Cristie Kerr pointed to the heavens after yet another victory Sunday.

"It was meant to be," the American said after rolling in a dramatic 36-foot putt for birdie at the final hole to win the Sime Darby Malaysia for her 20th LPGA title.

It's uncanny how Kerr keeps finding ways to rise to a cause larger than herself, to turn her victories into meaningful assists in the fight against cancer, something she has devoted herself to for more than a decade.

"I love what they are doing here," Kerr said of Sime Darby Malaysia's partnership with Cancer Research Malaysia. "It's a beacon of hope."

So is Kerr.

Three weeks ago, Kerr won the LaCoste Ladies Open in France, a tournament on the Ladies European Tour that was dedicated to the memory of Cassandra Kirkland, who died of lung cancer earlier this year. Kerr donated a portion of her winnings to the tournament's fundraising cause, winning just a few days after one of her closest friends, Kelli Kuehne, lost her mother to cancer.

Kerr pledged again Sunday in Malaysia to donate to Sime Darby's cancer-fighting effort.

Fittingly, Kerr, who turned 40 earlier this month, took charge of the Sime Darby on "Pink Saturday," which the event devoted to breast cancer awareness.

"The average size of a tumor in America is the size of your pinky nail," Kerr said. "Here [in Malaysia], it's the size of a fist. Getting the message out into the community, that early detection is the key, is really huge."

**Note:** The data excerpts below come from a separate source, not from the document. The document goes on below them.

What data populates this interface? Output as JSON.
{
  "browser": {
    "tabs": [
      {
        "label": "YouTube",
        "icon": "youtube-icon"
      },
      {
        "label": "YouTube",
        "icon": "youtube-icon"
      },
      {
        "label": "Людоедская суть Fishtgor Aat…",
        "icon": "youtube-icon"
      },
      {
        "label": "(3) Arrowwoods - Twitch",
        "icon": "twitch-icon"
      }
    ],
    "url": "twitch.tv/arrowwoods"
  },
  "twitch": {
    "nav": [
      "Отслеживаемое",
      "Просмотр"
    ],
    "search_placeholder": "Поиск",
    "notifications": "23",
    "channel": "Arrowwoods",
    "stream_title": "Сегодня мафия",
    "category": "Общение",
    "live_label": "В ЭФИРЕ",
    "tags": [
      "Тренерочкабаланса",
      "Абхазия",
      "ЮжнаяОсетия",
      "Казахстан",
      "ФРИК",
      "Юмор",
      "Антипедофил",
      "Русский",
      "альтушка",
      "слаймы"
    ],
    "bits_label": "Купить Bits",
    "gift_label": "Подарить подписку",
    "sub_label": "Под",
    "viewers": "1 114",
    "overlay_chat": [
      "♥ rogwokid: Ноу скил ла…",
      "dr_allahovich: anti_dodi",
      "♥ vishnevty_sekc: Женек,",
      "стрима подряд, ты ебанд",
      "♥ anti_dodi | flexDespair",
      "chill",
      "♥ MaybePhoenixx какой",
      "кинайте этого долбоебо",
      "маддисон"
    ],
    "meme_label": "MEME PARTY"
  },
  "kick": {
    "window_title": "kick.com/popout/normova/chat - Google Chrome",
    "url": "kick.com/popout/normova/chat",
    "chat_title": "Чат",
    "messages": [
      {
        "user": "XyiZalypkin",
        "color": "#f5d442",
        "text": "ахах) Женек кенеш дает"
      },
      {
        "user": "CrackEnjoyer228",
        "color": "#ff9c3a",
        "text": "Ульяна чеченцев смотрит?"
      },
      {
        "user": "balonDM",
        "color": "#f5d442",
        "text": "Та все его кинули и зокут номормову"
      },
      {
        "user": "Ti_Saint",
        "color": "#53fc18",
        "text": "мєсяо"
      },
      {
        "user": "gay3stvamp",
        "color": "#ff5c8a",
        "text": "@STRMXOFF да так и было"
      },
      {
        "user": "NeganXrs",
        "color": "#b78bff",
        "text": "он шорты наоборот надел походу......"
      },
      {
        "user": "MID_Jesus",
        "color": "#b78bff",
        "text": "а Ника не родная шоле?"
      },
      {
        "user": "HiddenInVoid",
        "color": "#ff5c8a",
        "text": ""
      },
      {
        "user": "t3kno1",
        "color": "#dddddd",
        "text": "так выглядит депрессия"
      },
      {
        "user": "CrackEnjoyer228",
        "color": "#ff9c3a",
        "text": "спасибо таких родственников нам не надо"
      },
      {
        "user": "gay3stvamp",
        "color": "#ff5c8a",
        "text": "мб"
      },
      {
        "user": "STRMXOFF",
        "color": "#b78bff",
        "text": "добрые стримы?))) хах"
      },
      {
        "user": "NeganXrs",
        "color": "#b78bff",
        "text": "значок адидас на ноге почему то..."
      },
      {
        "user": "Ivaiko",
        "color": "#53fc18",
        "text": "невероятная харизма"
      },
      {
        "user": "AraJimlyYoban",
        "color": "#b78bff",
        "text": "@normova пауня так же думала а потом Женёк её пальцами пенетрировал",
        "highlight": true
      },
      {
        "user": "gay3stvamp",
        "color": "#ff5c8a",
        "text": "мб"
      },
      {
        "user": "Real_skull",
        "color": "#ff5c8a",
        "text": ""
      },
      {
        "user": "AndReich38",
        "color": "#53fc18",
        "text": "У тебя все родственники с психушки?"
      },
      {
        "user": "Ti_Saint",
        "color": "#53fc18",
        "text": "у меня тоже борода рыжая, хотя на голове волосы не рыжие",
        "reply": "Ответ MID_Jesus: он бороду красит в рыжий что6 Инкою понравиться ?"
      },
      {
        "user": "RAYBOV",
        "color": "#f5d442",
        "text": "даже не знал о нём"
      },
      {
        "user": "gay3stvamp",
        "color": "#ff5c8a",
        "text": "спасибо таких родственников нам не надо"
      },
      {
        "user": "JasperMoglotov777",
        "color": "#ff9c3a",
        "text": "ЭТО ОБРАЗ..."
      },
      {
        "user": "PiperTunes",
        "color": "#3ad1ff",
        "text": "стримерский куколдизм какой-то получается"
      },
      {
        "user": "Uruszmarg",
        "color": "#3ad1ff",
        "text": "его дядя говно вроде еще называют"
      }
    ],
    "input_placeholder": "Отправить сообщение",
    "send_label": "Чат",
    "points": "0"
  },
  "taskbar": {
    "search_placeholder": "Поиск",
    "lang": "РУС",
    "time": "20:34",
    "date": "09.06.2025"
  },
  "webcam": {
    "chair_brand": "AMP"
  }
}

Kerr's success is radiating beyond the game in meaningful ways. She founded Birdies for Breast Cancer more than a decade ago. Her foundation has raised almost $4 million for the cause. Her efforts spearhead funding of the Jersey City Medical Center's Cristie Kerr Women's Health Center. Her mother, Linda, is a breast cancer survivor.

Kerr showed just how emotional she can be about the cause winning in France, where she might have dropped the most meaningful, heartfelt and excusable F-bomb ever in her victory speech.

"I'm sorry, but f--- cancer," a teary-eyed Kerr told reporters in France. "I'm so sorry to say the F-word, but I'm so sick of people losing people to cancer.

"It's hard to lose people. Everybody either knows somebody or has somebody in their family that's been affected by cancer. We've got to find a way to cure it. The only way to do that is to keep raising money."

It's an attitude that makes Kerr easy to root for as she continues to point skyward after big victories.